Joe brought up one bottle and then another.

"We're all right. Haven't seen a soul."

"Don't mean a soul hasn't seen you," growled the Chief. "A car left
Bootstrap less than twenty minutes behind you. There were three guys in
it. It's parked down below the dam, outa sight. We saw it. And when we
came up, careful, we spotted three guys hidin' out behind the rocks
yonder. They look to me like they're waiting for somebody to go
strolling back from the shoreline, so's—uh—maybe folks out at the
powerhouse can't see 'em. That'd be you and her, huh?"

Joe went cold. Not for himself. For Sally.

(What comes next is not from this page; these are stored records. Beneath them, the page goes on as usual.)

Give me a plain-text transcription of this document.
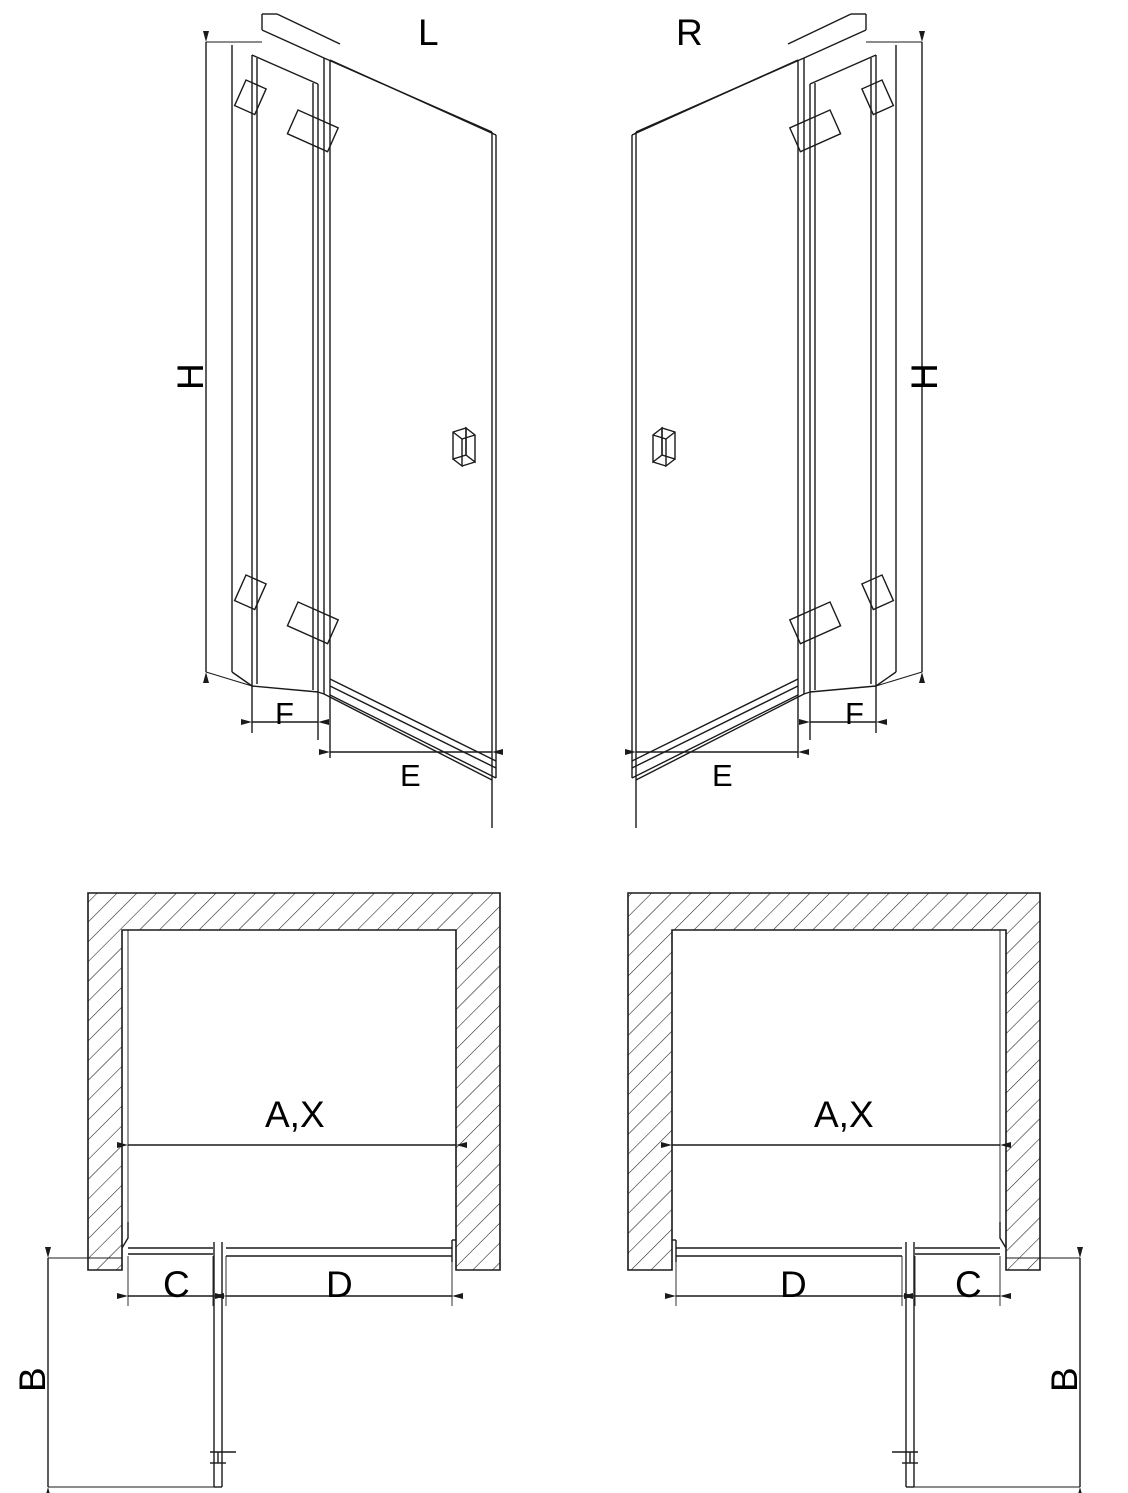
L	R
H	H
F
E
F
E
A,X	A,X
C	D	D	C
B	B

"There's nobody else around," said the Chief. "Who'd they be waiting for
but you two? Suppose they got a chance to kill you. They'd take the car
keys. They'd drop your two bodies somewheres Gawdknowswhere. There'd be
considerable of a hunt for you two. Major Holt would be upset plenty.
Security might get loosened up. There might be breaks for guys who
wanted to do a little extra sabotage—besides maybe hamperin' the
repairin' of the pilot gyros. Then they could try for Haney and Mike and
me."

Joe said coldly: "I've got a pistol and so has Sally. Shall we take
those pistols and go ask those three if they want to start something?"

The Chief snorted.

"Use sense! It's good you got the pistols, though. I snagged a
twenty-two rifle from a shooting gallery. It was all I could get in a
hurry. But go huntin' trouble? Fella, I want to see that Platform go up!
I'll take care of things now. Good layout here. They got to come across
the open to get near. Don't say anything to Sally. But we'll keep our
eyes open."

Joe nodded. He carried the chilled, dripping bottles back to where Haney
solemnly ate a sandwich, sitting crosslegged with his back to the lake
and regarding the shore. The Chief dragged a .22 repeating rifle from
inside his belt, where it had hung alongside his thigh. He casually
strolled over to Mike and dropped the rifle.

"You said you felt like target practice," he remarked blandly. "Here's
your armament. Any more sandwiches, ma'am?"

Sally smilingly passed him the last. She left the top of the basket
open. The pistol that had been there was gone. Then Sally's eyes met
Joe's and she was aware that his three friends had not come here merely
to crash a picnic. But she took it in stride. It was an additional
reason for Joe to approve of Sally.

"Me," said the Chief largely, "I'm goin' to swim. I haven't had any more
water around me than a shower bath for so long that I crave to soak and
splash. I'll go yonder and dunk myself."

He wandered off, taking bites from the sandwich as he went. He vanished.
Haney leaned back against a sapling, his eyes roving about the shoreline
and the rocks and brush behind it.

Mike was talking in his crackling, high-pitched voice.

"But just the same it's crazy! Fighting sabotage when we little guys
could take over in a week and make sabotage just plain foolish! We could
do the whole job while the saboteurs weren't looking!"

Sally said with interest: "Have you got the figures? Were they ever
passed on?"

"I spent a month's pay once," said Mike sardonically, "hiring a math
shark to go over them. He found one mistake. It raised the margin of
what we could do!"

Sally answered: "Joe! Listen to this! Mike says he has the real answer
to sabotage, and, in a way, to space travel! Listen!"